Abandonment by Adult Daughter

Juliette, 87, lived with her daughter, Nanette, for the past 3 years.  Nanette helped Juliette with daily activities, such as getting her meals, bathing, and cleaning the house.  Nanette decided to move in with her boyfriend in another state and left her mother alone in the home.  About a week later, Juliette’s niece happened to be in town and stopped by to visit her aunt. She saw that the inside of the house was in very bad condition and found Juliette in poor health.  Juliette’s niece contacted Adult Protective Services (APS) and the State Area Agency on Aging. 


Neglect by Daughter and Son-in-Law

Kofi, 84, was diagnosed with Alzheimer’s disease and moved in with his daughter's family. Sometimes Kofi had trouble sleeping, had physical and verbal outbursts, and began wandering. His daughter and son-in-law were afraid that Kofi might wander out of the house if they left him alone.  They locked the doors to the house so that Kofi could not get out and wander around when they left for work.  A neighbor noticed Kofi trying to get out of the house. She contacted the local police and Adult Protective Services (APS). 


Neglect by Son and Daughter-in-Law

Tamara, 76, lived alone but had trouble getting around.  Her son and his wife asked Tamara to move in with them. Tamara had her own bedroom on the second floor and stayed there most of the time.  She could not use the stairs easily.  Her son and daughter-in-law both traveled frequently for work and sometimes neglected to give her adequate food and water.  They also failed to groom her or to clean her room consistently.  One day Tamara became dizzy, weak and disoriented so her daughter took her to the hospital. The hospital staff discovered that she was dehydrated, disheveled and obviously unwashed.  They asked about her care but Tamara said she was well cared for.   Nevertheless, as required by law, the hospital staff reported suspected neglect to Adult Protective Services (APS).


Neglect by Sons

Clarence, 79, invited his two adult sons to move in with him so he would not be alone after his wife died. The sons soon sent Clarence out to live in the shed and locked him out of the house. Sometimes his sons put food out for him. Occasionally they gave him a basin of cold water with a washcloth. When one of Clarence’s neighbors noticed that Clarence seemed to be living in the shed, she called Adult Protective Services (APS) anonymously and reported what she had seen. She then decided Clarence may need immediate help so she called the police to do a welfare check.

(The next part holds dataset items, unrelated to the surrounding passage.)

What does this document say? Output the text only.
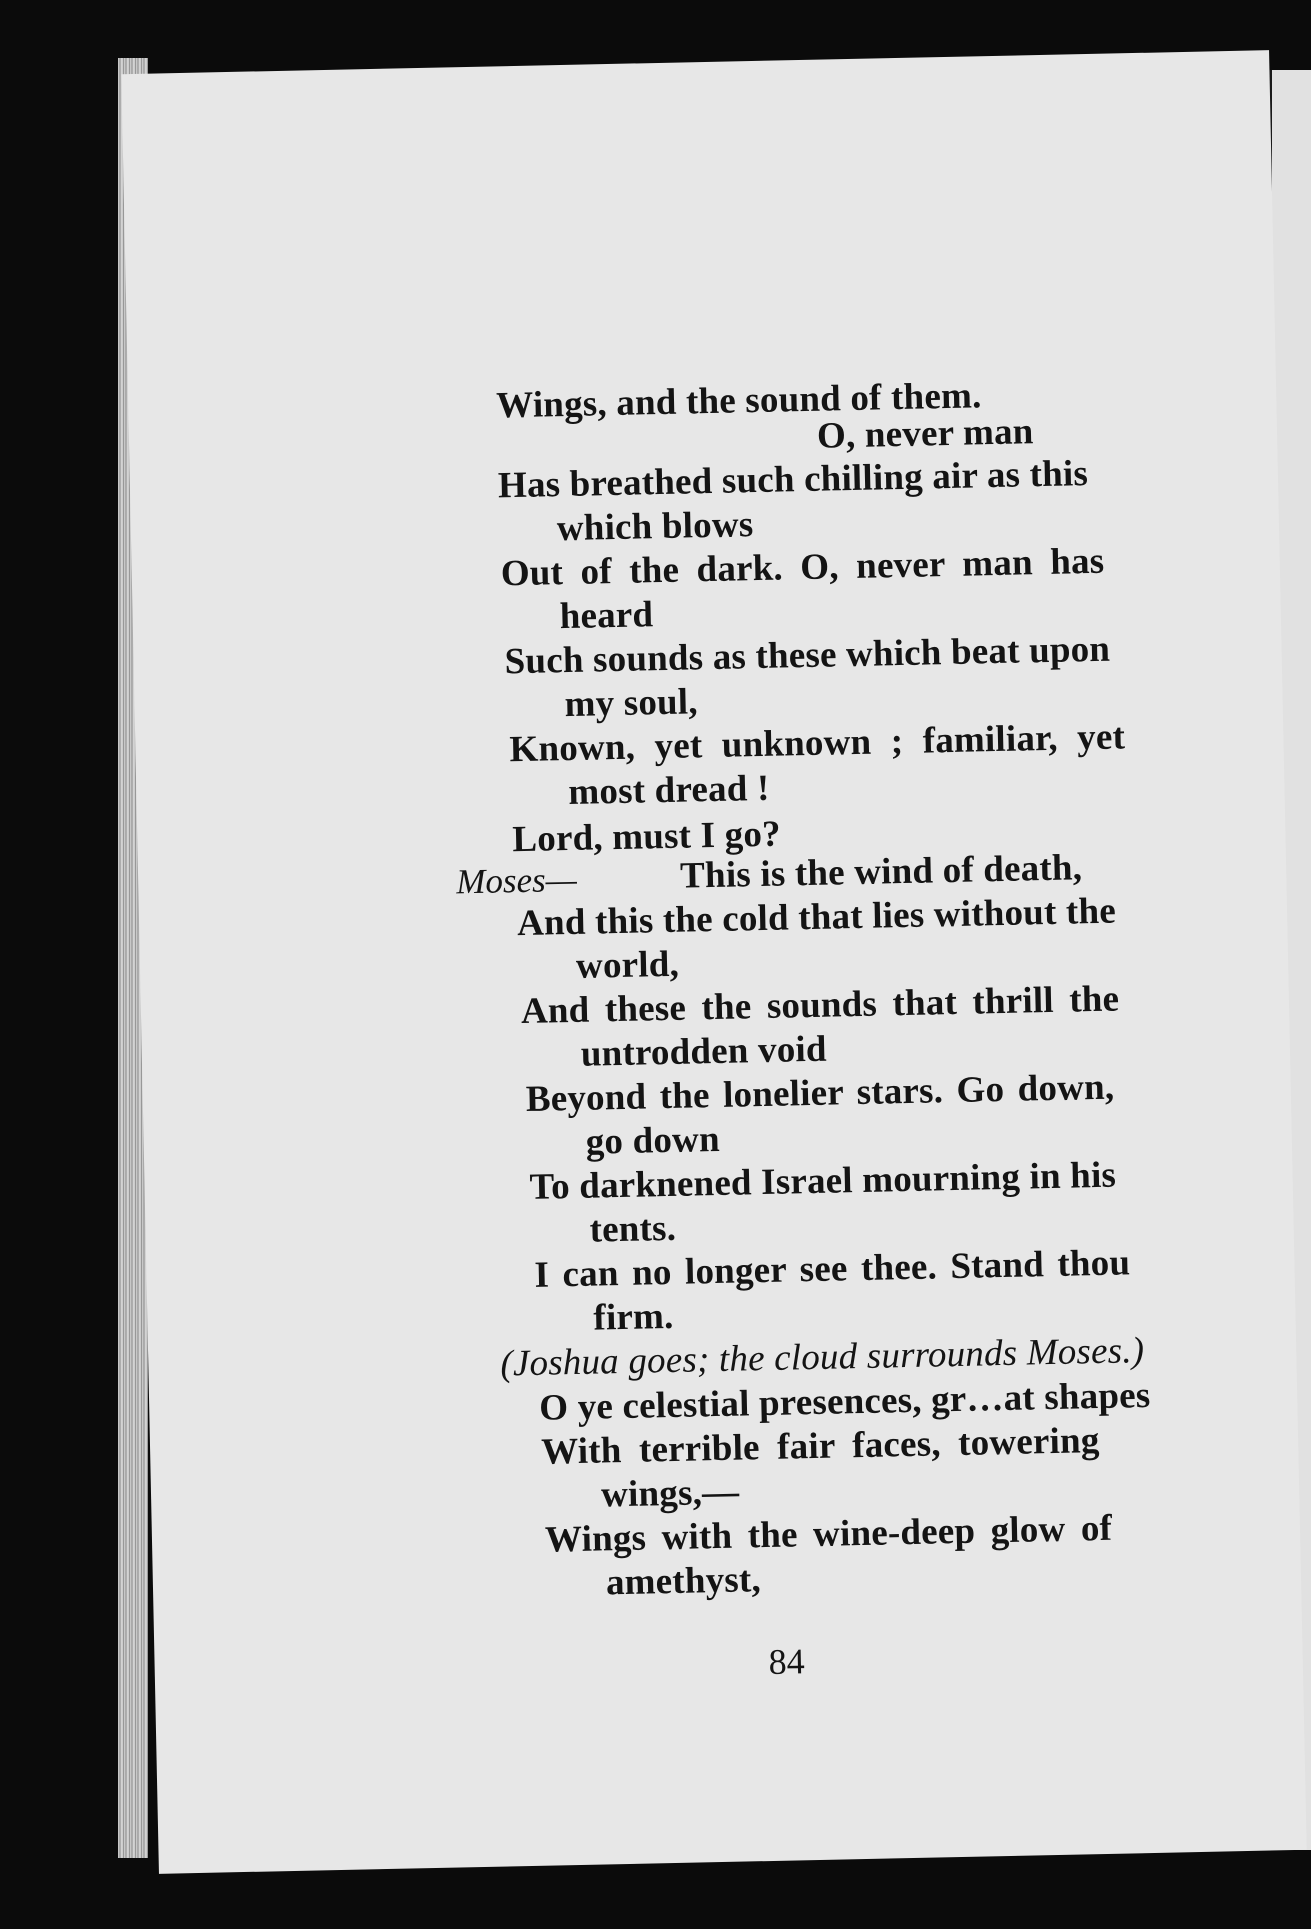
Wings, and the sound of them.
O, never man
Has breathed such chilling air as this
which blows
Out of the dark. O, never man has
heard
Such sounds as these which beat upon
my soul,
Known, yet unknown ; familiar, yet
most dread !
Lord, must I go?
Moses—	This is the wind of death,
And this the cold that lies without the
world,
And these the sounds that thrill the
untrodden void
Beyond the lonelier stars. Go down,
go down
To darknened Israel mourning in his
tents.
I can no longer see thee. Stand thou
firm.
(Joshua goes; the cloud surrounds Moses.)
O ye celestial presences, gr…at shapes
With terrible fair faces, towering
wings,—
Wings with the wine-deep glow of
amethyst,
84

Abandonment by Guardian/Conservator

Henrietta, 88, required a court appointed guardian due to combined physical and mental disabilities that left her partially incapacitated.  Her niece, Roberta, was appointed as Henrietta’s guardian.  Roberta visited Henrietta in her home a few times but then never came back and made no further arrangements for her care.  A neighbor noticed the lack of activity at Henrietta’s house.  The neighbor knocked but couldn’t get Henrietta to answer door so she called law enforcement for a welfare check and Adult Protective Services (APS).

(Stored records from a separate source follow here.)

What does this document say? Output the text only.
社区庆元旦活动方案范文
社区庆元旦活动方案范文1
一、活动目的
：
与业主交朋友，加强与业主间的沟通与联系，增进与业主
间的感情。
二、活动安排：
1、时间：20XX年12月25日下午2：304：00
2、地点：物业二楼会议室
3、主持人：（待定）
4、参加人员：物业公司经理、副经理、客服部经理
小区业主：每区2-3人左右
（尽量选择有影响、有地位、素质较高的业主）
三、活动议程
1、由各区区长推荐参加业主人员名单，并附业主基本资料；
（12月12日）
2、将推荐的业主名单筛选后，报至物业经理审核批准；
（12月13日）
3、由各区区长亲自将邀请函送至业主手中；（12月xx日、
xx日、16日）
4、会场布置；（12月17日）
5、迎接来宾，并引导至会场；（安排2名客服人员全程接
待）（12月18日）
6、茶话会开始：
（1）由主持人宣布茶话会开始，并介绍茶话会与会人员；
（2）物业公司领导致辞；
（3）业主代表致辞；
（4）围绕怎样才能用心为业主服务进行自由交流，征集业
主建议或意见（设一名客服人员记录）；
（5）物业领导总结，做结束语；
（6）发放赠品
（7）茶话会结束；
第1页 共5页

Abandonment by Guardian/Conservator

June, 73, suffered a severe brain injury.  At first she was able to care for herself but as she got worse, a court appointed Sam as her legal guardian to assist her.  He saw June two times in the first six months but did not return to see June and did not arrange for her care.  He falsified reports to the court stating that he saw June every three months.  As a result, no one knew that June was living on her own without Sam’s help.  June was unable to remember to clean her house and the trash had not been taken out in many months.  Due to the deterioration of her house, June received a visit from a county health officer who discovered that June was very frail.  The county health officer was a mandatory reporter and called Adult Protective Services (APS). APS petitioned the court for a new guardian.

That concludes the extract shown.